Updated

The Obama administration is dropping its plan to cap salaries at firms receiving government bailout money, leaving them subject to congressionally imposed limits on bonuses, according to people familiar with the matter.

The move is likely to end months of confusion on Wall Street about separate pay directives from the White House and Congress.

The administration is expected to announce the compromise on Wednesday. In addition to standing behind the restrictions passed by Congress in February, the administration plans to push for broad changes in compensation practices across the financial-services industry, these people say.

It also will appoint a "pay czar" to monitor the firms receiving the most government aid. Treasury Secretary Timothy Geithner is expected to push all firms -- not just those receiving funds from the government's Troubled Asset Relief Program -- to more closely tie incentive compensation to long-term performance by paying employees in restricted stock, rather than cash.

The expected announcement will come one day after the Treasury Department told 10 of the largest U.S. financial institutions that they may repay $68 billion in government-bailout cash.
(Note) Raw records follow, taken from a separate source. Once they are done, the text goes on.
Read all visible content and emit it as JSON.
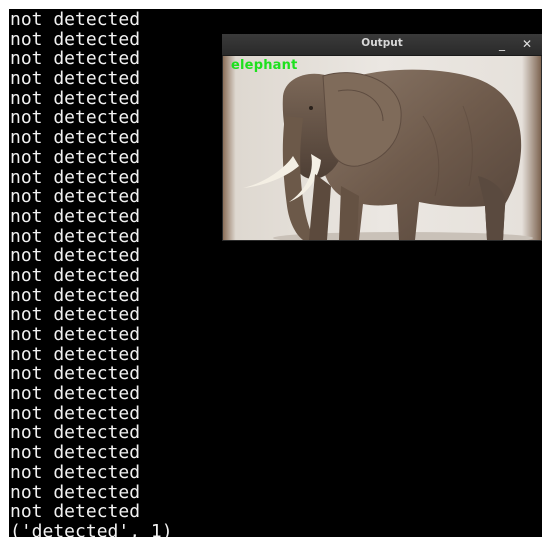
{
  "terminal": {
    "lines": [
      "not detected",
      "not detected",
      "not detected",
      "not detected",
      "not detected",
      "not detected",
      "not detected",
      "not detected",
      "not detected",
      "not detected",
      "not detected",
      "not detected",
      "not detected",
      "not detected",
      "not detected",
      "not detected",
      "not detected",
      "not detected",
      "not detected",
      "not detected",
      "not detected",
      "not detected",
      "not detected",
      "not detected",
      "not detected",
      "not detected",
      "('detected', 1)"
    ]
  },
  "window": {
    "title": "Output",
    "minimize_glyph": "_",
    "close_glyph": "✕",
    "detection_label": "elephant"
  },
  "colors": {
    "terminal_bg": "#000000",
    "terminal_text": "#f2f2f2",
    "label": "#1ee01e",
    "titlebar": "#2f2f2f"
  }
}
The announcement set the stage for giant banks like J.P. Morgan Chase & Co., securities firms Goldman Sachs Group Inc. and Morgan Stanley and the other approved companies to escape the grip of tight restrictions.

The pay provisions were a key motivator for some banks to repay the TARP money. The most restrictive portions of Congress's rules targeted senior executives and top earners at firms receiving more than $500 million in government funds, limiting bonuses to no more than a third of total annual compensation.